Ils les a aussi exhortés à « ne pas tenter de renforcer des positions » alors que de nombreux observateurs estiment qu’aucune trêve n’a tenu parce que les deux belligérants ne veulent pas laisser une chance à l’autre d’avancer ou de se ménager des renforts.

« Dieu nous préserve si le Soudan devait atteindre le stade de la guerre civile proprement dite (…) ce serait un cauchemar pour le monde », a mis en garde l’ancien Premier ministre du Soudan Abdallah Hamdok, samedi à Nairobi.

Selon l’ONU, 75.000 personnes ont été déplacées par les combats, particulièrement violents au Darfour, région déchirée par une guerre dans les années 2000.

Si la trêve n’arrête pas les combats, elle permet aux couloirs d’évacuation de rester ouverts. Un convoi organisé par les Etats-Unis a ainsi permis l’évacuation de ressortissants américains et d’autres pays vers Port-Soudan (est). Parti de là, un nouveau bateau transportant environ 1.900 évacués est arrivé en Arabie saoudite qui a accueilli jusqu’ici près de 5.000 ressortissants saoudiens et étrangers.

Parmi eux, Merhdad Malekzadh, qui fait partie des premiers Iraniens évacués samedi, décrit à l’AFP des bombardements et des explosions au quotidien à Khartoum. « On n’aurait jamais imaginé que la situation se tendrait autant ».

« La société s’effondre »

Le Royaume-Uni a indiqué samedi avoir évacué près de 1.900 personnes du Soudan depuis mardi. Tous ceux qui pouvaient bénéficier d’une évacuation avaient jusqu’à samedi matin pour rejoindre une base aérienne afin d’embarquer sur les derniers vols.

« La fenêtre d’opportunité se referme », a regretté le Canada, disant continuer « d’évaluer différentes options, y compris par voies terrestre et maritime ».

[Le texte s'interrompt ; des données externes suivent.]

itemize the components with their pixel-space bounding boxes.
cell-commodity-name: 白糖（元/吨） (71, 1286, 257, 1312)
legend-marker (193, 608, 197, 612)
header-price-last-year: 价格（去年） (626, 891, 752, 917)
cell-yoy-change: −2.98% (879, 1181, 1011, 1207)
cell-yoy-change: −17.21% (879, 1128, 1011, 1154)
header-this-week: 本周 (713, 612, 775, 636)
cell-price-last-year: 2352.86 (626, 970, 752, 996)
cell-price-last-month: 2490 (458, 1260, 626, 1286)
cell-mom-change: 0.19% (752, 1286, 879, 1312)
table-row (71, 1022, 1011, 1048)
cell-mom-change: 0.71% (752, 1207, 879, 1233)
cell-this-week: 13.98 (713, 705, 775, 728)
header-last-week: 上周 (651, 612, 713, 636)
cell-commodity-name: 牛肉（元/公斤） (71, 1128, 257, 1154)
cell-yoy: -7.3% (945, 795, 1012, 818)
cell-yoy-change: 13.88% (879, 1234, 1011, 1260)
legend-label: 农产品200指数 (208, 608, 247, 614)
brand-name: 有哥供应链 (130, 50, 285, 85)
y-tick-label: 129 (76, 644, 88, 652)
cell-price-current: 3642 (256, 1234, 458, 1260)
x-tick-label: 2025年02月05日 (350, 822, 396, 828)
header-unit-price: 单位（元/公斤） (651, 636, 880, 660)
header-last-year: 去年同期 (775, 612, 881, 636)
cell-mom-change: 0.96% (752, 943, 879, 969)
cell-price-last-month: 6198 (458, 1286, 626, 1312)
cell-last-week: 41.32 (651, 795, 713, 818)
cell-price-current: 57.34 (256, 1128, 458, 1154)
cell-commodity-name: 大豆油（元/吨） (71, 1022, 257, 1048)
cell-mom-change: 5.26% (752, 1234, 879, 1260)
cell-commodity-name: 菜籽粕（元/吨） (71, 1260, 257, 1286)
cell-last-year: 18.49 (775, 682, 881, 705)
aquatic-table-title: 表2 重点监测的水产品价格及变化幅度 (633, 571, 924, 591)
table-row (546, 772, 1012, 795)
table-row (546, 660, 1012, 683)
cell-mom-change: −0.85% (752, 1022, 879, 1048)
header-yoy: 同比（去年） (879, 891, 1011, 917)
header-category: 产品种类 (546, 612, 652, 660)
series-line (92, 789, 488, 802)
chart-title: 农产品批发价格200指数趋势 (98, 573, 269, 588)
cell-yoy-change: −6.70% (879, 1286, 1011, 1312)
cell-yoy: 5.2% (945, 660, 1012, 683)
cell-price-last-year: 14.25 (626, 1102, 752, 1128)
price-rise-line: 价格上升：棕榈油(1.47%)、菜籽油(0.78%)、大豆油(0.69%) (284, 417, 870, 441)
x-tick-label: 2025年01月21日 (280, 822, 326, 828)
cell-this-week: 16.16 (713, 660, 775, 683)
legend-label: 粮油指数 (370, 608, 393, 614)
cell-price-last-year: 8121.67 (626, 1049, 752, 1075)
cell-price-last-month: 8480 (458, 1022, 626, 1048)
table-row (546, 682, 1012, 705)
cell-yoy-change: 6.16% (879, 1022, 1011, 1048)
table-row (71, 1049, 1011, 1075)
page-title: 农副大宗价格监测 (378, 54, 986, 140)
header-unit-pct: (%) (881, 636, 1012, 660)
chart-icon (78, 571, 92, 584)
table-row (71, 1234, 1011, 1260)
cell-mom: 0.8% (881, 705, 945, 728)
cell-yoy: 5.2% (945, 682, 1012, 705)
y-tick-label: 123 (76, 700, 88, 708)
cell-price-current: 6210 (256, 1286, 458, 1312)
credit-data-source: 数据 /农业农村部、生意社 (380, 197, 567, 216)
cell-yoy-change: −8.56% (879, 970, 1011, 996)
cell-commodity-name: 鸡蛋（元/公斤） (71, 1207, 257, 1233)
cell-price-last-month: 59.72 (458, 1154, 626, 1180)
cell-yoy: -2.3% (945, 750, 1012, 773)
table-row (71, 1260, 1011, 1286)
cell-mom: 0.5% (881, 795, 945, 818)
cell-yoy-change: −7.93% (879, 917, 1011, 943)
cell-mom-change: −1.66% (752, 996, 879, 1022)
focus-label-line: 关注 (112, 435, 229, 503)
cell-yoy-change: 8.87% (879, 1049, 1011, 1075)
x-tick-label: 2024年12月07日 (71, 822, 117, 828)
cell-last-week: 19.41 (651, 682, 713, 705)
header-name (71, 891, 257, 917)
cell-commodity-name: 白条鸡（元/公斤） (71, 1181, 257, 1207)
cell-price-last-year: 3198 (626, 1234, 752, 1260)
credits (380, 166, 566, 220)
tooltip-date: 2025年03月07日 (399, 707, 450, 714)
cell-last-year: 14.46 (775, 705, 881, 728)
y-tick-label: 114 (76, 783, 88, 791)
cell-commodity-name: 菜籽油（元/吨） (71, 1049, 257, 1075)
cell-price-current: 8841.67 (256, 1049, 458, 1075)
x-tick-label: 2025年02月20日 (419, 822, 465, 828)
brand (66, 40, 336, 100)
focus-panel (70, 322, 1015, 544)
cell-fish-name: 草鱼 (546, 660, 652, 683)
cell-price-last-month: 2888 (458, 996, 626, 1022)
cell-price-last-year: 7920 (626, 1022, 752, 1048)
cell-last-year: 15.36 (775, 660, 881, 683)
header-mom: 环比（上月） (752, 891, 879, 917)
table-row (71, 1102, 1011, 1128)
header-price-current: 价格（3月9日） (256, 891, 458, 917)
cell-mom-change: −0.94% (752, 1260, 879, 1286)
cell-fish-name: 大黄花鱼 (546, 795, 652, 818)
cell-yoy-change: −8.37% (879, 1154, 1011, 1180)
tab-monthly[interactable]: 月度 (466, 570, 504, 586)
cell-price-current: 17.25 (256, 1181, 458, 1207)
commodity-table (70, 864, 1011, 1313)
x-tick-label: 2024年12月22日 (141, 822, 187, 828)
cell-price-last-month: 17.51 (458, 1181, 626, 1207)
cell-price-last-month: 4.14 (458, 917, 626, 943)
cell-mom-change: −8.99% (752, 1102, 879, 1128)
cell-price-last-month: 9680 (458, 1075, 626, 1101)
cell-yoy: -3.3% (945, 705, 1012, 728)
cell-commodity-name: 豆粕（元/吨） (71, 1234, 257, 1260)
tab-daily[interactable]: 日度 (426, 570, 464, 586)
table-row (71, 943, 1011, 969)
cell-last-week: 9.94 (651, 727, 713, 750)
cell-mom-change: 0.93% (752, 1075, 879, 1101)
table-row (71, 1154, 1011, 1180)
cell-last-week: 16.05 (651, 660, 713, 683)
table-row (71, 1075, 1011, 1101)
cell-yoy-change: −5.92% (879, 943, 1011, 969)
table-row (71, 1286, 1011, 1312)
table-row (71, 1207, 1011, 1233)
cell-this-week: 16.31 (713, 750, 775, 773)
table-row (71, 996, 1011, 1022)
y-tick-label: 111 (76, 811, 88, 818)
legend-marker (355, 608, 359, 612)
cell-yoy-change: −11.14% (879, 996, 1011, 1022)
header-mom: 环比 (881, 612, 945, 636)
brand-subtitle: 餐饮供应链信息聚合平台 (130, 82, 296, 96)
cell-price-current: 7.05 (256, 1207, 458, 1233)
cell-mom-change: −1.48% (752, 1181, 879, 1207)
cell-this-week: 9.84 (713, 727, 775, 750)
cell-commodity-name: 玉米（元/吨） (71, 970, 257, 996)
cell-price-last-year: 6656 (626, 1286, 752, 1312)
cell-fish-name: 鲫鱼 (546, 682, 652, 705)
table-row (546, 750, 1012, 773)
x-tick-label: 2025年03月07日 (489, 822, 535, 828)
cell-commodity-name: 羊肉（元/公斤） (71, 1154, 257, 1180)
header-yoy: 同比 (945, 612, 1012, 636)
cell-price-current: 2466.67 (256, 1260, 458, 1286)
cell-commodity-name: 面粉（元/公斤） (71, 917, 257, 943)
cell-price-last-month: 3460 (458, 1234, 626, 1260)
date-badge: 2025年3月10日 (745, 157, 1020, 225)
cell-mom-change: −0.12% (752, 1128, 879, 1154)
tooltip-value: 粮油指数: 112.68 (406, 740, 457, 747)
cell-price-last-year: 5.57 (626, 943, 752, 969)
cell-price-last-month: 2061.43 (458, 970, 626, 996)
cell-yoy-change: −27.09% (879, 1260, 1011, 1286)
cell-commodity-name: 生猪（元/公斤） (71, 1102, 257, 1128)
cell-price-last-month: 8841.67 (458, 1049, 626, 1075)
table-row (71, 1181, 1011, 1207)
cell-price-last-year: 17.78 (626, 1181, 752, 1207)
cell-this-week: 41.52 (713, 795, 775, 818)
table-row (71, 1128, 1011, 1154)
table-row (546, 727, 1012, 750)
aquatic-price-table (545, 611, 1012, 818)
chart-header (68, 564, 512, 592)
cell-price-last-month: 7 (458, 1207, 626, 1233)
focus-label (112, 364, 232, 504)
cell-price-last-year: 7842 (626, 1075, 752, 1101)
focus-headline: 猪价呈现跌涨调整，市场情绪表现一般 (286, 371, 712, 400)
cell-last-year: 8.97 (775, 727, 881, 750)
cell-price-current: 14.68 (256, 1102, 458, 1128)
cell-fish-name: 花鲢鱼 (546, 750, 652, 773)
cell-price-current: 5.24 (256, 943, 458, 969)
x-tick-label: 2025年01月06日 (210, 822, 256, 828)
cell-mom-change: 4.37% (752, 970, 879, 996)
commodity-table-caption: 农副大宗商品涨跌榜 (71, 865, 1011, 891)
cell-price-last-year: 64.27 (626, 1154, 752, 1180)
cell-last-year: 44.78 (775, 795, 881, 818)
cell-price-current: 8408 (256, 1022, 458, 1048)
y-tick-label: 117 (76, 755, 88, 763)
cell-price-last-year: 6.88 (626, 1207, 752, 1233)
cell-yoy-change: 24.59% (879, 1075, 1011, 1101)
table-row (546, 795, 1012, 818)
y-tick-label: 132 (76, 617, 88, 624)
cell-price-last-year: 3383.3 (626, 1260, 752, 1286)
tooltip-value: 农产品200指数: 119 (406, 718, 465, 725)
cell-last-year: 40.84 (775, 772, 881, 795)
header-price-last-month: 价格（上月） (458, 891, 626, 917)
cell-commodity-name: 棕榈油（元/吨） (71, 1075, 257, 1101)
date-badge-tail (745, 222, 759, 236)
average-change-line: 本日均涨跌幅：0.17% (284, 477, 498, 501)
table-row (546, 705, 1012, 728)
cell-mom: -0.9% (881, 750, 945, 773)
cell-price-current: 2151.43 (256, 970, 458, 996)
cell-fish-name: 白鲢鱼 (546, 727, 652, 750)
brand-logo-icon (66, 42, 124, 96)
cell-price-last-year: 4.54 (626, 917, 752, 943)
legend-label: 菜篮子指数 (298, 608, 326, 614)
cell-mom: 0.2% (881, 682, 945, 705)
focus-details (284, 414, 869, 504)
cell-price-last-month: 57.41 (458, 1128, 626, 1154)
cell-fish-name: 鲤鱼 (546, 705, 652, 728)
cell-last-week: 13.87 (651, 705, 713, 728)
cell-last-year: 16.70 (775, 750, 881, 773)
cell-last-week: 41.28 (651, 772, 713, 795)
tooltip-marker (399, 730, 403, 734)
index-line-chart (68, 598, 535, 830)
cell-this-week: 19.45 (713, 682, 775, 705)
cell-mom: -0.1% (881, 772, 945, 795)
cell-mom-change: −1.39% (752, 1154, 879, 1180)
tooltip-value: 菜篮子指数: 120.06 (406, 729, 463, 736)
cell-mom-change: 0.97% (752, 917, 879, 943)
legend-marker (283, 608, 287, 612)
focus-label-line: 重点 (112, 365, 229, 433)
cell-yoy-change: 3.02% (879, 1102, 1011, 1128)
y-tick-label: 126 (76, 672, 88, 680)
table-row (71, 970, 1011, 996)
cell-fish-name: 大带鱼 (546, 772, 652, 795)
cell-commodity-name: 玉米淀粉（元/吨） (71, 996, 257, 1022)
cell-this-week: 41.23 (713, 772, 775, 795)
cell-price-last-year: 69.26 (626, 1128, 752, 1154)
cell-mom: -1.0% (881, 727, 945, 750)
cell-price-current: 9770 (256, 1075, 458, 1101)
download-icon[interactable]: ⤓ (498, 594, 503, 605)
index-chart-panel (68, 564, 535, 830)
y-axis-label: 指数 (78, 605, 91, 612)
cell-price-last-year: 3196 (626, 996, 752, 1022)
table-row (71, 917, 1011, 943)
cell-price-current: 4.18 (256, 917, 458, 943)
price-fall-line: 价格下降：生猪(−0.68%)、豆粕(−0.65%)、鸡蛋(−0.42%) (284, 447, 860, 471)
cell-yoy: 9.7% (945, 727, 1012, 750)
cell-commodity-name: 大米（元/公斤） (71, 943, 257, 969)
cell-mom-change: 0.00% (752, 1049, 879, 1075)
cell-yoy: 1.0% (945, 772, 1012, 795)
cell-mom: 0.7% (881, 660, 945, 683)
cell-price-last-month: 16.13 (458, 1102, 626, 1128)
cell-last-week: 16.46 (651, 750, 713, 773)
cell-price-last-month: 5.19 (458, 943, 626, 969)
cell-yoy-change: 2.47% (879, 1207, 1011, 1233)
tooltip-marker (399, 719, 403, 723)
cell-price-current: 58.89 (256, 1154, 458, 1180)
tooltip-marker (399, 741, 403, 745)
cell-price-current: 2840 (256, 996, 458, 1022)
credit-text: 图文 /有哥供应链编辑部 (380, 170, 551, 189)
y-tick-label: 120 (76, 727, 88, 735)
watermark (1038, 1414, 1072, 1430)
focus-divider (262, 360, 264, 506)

L’ONU estime que des millions de personnes supplémentaires pourraient sombrer dans la faim alors qu’un tiers des 45 millions de Soudanais en souffraient déjà, dans le pays, l’un des plus pauvres au monde.

Pillages, destructions et incendies se multiplient au Darfour-Ouest, y compris dans des camps de déplacés, rapporte Médecins sans frontières (MSF). L’ONG a dû y « arrêter la quasi-totalité de (ses) activités ».

Ces derniers jours, une centaine de personnes ont été tuées dans des combats qui ont ravagé son chef-lieu El-Geneina, selon l’ONU.

« La société s’effondre, nous voyons des tribus qui essaient désormais de s’armer », a déploré Antonio Guterres.